Ja, daran hab ich auch schon gedacht.
Aber der automatische refresh war eigentlich nicht dafür gedacht. Damit wollte ich nur die Seite alle 60 Sekunden neu laden, um darauf wieder die aktuellen Messwerte zu haben.
Sicher könnte ich den runtersetzen, aber dann lädt er die Seite ständig in dem kleineren Zeitraster. Das ist aber nicht notwendig/gewünscht.
Ich dachte/hoffte es gäbe noch eine andere Möglichkeit.


----------



## Jan-Frederik Stieler (8. Mai 2017)

Hi,
Ich hab hier ne Software mitentwickelt welche alle zwei Sekunden ein pagereload ausführt.
Who cares? Solange es keine Probleme gibt und dein Problem damit gelöst wird würd ich das einsetzen.

Gruß


----------



## merzi86 (8. Mai 2017)

Jan-Frederik Stieler hat gesagt.:


> Hi,
> Ich hab hier ne Software mitentwickelt welche alle zwei Sekunden ein pagereload ausführt.
> Who cares?
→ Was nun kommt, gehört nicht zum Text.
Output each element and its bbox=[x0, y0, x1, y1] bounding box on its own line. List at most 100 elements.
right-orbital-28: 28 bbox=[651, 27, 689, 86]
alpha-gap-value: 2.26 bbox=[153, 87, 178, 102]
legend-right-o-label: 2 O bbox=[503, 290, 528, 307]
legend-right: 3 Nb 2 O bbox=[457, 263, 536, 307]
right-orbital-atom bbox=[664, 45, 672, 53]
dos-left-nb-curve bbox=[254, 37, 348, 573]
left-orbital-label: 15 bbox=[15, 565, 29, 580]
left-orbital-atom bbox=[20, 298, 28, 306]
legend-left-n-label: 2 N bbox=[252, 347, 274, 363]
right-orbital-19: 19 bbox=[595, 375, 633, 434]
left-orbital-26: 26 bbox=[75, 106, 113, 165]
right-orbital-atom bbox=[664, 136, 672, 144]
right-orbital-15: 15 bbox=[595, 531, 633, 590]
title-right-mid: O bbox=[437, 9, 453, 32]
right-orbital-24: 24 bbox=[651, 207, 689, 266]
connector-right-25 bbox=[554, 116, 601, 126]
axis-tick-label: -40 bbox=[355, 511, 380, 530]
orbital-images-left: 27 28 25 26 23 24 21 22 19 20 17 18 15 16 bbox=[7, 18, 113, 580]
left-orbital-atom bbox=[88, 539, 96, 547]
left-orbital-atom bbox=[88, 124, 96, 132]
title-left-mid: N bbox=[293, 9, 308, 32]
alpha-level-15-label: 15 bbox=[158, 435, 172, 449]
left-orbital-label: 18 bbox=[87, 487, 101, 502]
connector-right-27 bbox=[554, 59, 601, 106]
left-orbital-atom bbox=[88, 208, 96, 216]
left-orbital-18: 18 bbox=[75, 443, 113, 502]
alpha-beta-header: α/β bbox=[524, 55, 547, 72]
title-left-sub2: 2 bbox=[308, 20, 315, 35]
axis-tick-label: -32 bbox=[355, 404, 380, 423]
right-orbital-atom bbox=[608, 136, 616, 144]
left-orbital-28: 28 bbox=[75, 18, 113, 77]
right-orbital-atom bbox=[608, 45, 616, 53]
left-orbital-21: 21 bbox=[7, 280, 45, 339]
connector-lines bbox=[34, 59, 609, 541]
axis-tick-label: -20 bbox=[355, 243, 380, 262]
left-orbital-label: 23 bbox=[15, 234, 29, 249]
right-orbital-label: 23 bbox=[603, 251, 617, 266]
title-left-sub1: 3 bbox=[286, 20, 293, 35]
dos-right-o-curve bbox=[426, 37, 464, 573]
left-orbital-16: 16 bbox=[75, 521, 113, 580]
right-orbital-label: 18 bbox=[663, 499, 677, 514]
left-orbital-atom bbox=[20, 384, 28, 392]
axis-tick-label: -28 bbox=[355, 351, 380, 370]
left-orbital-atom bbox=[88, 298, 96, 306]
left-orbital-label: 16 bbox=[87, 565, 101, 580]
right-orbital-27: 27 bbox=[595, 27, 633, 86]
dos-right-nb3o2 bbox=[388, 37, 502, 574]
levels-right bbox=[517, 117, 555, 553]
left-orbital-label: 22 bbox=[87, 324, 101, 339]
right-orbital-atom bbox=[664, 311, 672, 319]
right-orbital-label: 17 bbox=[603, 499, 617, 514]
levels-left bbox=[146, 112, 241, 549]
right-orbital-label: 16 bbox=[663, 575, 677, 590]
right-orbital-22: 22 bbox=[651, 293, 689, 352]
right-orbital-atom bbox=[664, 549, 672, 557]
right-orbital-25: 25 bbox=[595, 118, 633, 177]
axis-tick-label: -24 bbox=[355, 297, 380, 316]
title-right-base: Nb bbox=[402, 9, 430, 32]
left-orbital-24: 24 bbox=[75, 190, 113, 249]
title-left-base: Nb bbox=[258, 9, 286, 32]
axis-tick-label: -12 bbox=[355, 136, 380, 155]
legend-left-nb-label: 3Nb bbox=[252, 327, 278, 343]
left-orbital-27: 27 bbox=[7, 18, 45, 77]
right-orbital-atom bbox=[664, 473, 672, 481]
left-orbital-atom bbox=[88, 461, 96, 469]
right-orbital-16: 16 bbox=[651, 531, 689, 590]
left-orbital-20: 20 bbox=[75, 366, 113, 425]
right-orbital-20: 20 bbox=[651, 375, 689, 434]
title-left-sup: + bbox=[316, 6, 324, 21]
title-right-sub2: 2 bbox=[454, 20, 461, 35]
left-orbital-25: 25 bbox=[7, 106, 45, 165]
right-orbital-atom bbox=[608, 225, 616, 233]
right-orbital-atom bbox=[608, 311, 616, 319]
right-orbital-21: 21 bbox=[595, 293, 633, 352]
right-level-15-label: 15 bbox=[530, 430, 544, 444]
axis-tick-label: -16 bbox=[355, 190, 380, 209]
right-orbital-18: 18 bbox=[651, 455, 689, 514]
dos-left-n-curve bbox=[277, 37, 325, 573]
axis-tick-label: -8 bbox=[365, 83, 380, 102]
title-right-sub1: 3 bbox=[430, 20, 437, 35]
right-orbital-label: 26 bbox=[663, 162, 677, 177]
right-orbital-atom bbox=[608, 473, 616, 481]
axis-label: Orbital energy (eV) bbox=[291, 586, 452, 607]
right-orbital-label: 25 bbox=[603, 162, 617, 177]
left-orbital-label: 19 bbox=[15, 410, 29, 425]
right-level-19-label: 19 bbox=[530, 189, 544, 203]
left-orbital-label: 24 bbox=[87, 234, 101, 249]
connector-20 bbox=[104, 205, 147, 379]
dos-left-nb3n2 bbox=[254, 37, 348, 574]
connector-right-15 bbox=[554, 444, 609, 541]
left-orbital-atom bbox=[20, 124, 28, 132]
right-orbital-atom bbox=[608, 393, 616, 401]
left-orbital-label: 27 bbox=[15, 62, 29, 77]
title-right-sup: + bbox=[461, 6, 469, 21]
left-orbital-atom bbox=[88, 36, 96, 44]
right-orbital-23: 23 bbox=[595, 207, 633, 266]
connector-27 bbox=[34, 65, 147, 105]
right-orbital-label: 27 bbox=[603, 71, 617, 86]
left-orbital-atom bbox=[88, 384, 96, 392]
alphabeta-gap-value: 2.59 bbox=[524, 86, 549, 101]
Solange es keine Probleme gibt und dein Problem damit gelöst wird würd ich das einsetzen.
> 
> Gruß



Dem würde ich bedingt zustimmen.
Es kommt dabei darauf an, wie viele Zugriffe es auf der Seite gibt.
Wenn es nur 1 oder 2 sind geht es auch so.


----------



## hk007 (8. Mai 2017)

Bedenkt, es ist nur ein kleiner µC. Den kann ich nicht nur mit seiner Webserver-Tätigkeit auslasten.
Aus dem Grund sehe ich ein hochfrequentes Reload nicht unbedingt als die Lösung an.


----------



## merzi86 (8. Mai 2017)

Dann wirst du mit reinen HTML nicht weiterkommen.
Du wirst dann doch JavaScript bemühen müssen.


----------



## hk007 (8. Mai 2017)

Wäre doch auch kein Problem...
Hättet ihr da ne Lösung?


----------



## Sp1r1t (8. Juni 2017)

Hallo,

ich weiß nicht ob das alles noch benötigt wird, aber warum baust du nicht einfach eine PHP abfrage ob etwas mit GET übergeben wird.
Da die Seite ja eh neu geladen wird um die GET Variable reinzuschreiben, kannst du doch einfach per if abfragen ob GET nicht leer ist und dann gegebenenfalls die Seite neu laden.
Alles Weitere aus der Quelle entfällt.